碓井広義ブログ

<メディア文化評論家の時評的日録> 
見たり、読んだり、書いたり、時々考えてみたり・・・

週刊新潮で、NHK朝ドラ「マッサン」について解説

2014年10月06日 | メディアでのコメント・論評

酔えるかなあ
テレビ小説「マッサン」トリビア

9月29日からスタートしたNHK連続テレビ小説「マッサン」は、初回視聴率21.8%で滑り出し上々。

ニッカウヰスキー創業者の竹鶴政孝と、スコットランド人の妻、リタをモデルにした作・・・・のはずだが、玉山鉄二(34)演じる“マッサン”は「亀山政春」、米女優シャーロット・ケイト・フォックス(29)の名は「エリー」だ。

NHK大阪に尋ねると、「国際結婚した夫婦の人情喜劇、冒険物語として描くフィクションです」

夫婦善哉と007のブレンドかな。

「2010年に『バクマン』という漫画をアニメ化した際も、原作に登場する『集英社』は『遊栄社』に、『週刊少年ジャンプ』は『週刊少年ジャック』に変更されました」(芸能ライター)

だから今回も社名は出ない? それでも、ニッカ社創業の地である北海道・余市町の蒸留所で、妻の遺影を見つめる“マッサン”の姿からドラマは始まる前から、“元ネタ”は明らかだ。

朝ドラ史上初の外国人ヒロインを務めるシャーロット嬢は、521名の中からオーディションで選ばれた。

「祖母がスコットランドの方で、無名ながら舞台を中心に活動し、端役で、マット・デイモンの主演作に出たことも。今回は、日本語、そのローマ字表記、英訳が載った彼女専用の台本が用意されました」(同)

物語は、結婚した2人の帰国あら描かれる。スコットランドでの2人の出会いについては、後回し?

フシギな構成のワケを上智大学の碓井広義教授(メディア論)に解説頂くと、

「泉ピン子(67)演じる政春の母は“外国人の嫁なんて”とエリーを認めません。今後、受け入れていく姿を描くのでしょうけれど、それは見る側も同じ。“初の外国人ヒロイン”を、朝ドラ視聴者が少しずつ受け入れるのと同じ構造なのです」


蛇足ながら、NHKからは「飲酒を助長する表現にならないよう描き方に配慮しています」との説明が。ま、スコッチずつね。

(週刊新潮 2014.10.09号)


なるほど、テレビは“クイズ化”していたのだ

2014年10月06日 | 本・新聞・雑誌・活字

放送批評懇談会が発行する放送専門誌『GALAC(ぎゃらく)』。

発売中の11月号に、『クイズ化するテレビ』の書評を寄稿しています。


『クイズ化するテレビ』(青弓社ライブラリー)
黄菊英(ファン・クギョン)、長谷正人、太田省一:著

表題作は黄の修士論文が元になっている。研究のきっかけは外国人らしい素朴な好奇心だ。

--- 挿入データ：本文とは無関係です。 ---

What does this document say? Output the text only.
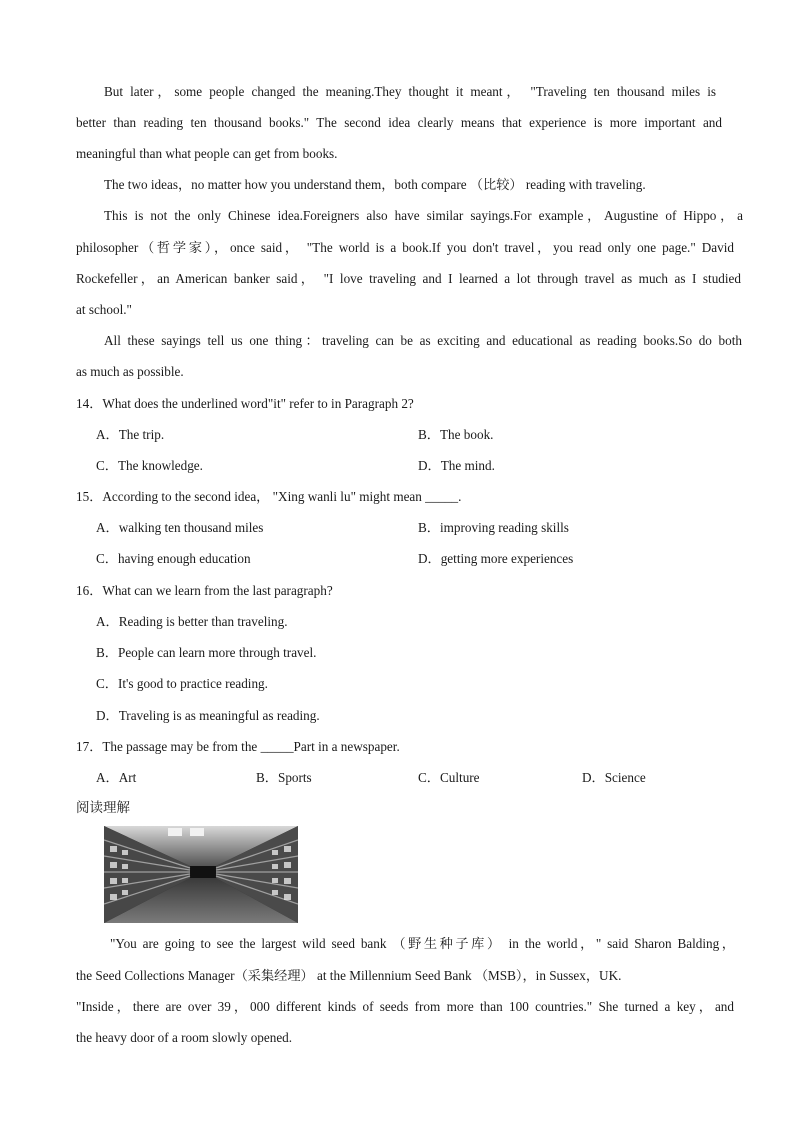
But later，some people changed the meaning.They thought it meant， "Traveling ten thousand miles is
better than reading ten thousand books." The second idea clearly means that experience is more important and
meaningful than what people can get from books.
The two ideas，no matter how you understand them，both compare （比较） reading with traveling.
This is not the only Chinese idea.Foreigners also have similar sayings.For example，Augustine of Hippo，a
philosopher（哲学家），once said， "The world is a book.If you don't travel，you read only one page." David
Rockefeller，an American banker said， "I love traveling and I learned a lot through travel as much as I studied
at school."
All these sayings tell us one thing：traveling can be as exciting and educational as reading books.So do both
as much as possible.
14．What does the underlined word"it" refer to in Paragraph 2?
A．The trip.	B．The book.
C．The knowledge.	D．The mind.
15．According to the second idea， "Xing wanli lu" might mean _____.
A．walking ten thousand miles	B．improving reading skills
C．having enough education	D．getting more experiences
16．What can we learn from the last paragraph?
A．Reading is better than traveling.
B．People can learn more through travel.
C．It's good to practice reading.
D．Traveling is as meaningful as reading.
17．The passage may be from the _____Part in a newspaper.
A．Art	B．Sports	C．Culture	D．Science
阅读理解
"You are going to see the largest wild seed bank （野生种子库） in the world，" said Sharon Balding，
the Seed Collections Manager（采集经理） at the Millennium Seed Bank （MSB），in Sussex，UK.
"Inside，there are over 39，000 different kinds of seeds from more than 100 countries." She turned a key，and
the heavy door of a room slowly opened.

日本に留学し、テレビを見ると緊張した。画面からの質問に一生懸命答えようとしたからだ。クイズ番組に限らず、バラエティーもニュースも、黄には質問の嵐に見えた。日本のテレビが「無数の質問とクエスチョンマークであふれている」ことを発見したのだ。

黄はまずクイズを3つの視点で分析する。一つはクイズの「啓蒙」。仮想の教室を設定しての教育的コミュニケ―ションだ。次は「娯楽」で、「時間」をコントロールする演出が特徴だ。そして最後が「見せ物化」である。

黄はさらに、テレビの中にクイズと認識されない形でクイズが偏在することを確かめる。特に答えを「秘密化」して視聴者の興味を喚起する手法は、ニュースからバラエティーまで広く浸透していた。

こうした現象を、黄は「テレビのクイズ化」と呼ぶ。テレビの優先順位が低下しているこの時代、「クイズ性」は生き残るための現実的措置でもある。

しかしテレビは、「クイズ性」を用いて媒体として何かを伝えるよりも、「媒体としてのテレビそのもの」をアピールしようとしていると黄は言う。「クイズ性」の誤用と乱用だ。

本書には太田の『クイズ番組とテレビにとって「正解」とは何か』と、長谷の『テレビの文化人類学』も収められている。どちらも補論や解題の枠を超えた、読み応えのあるものであり、中でも長谷が指摘する「何もかも儀礼化してしまうテレビ」という分析は刺激的だ。

先行研究としては、石田佐恵子・小川博司編『クイズ文化の社会学』(世界思想社、03年)が知られている。黄たちの論考は、同書刊行から現在までの10余年を埋める、大きな成果だと言っていい。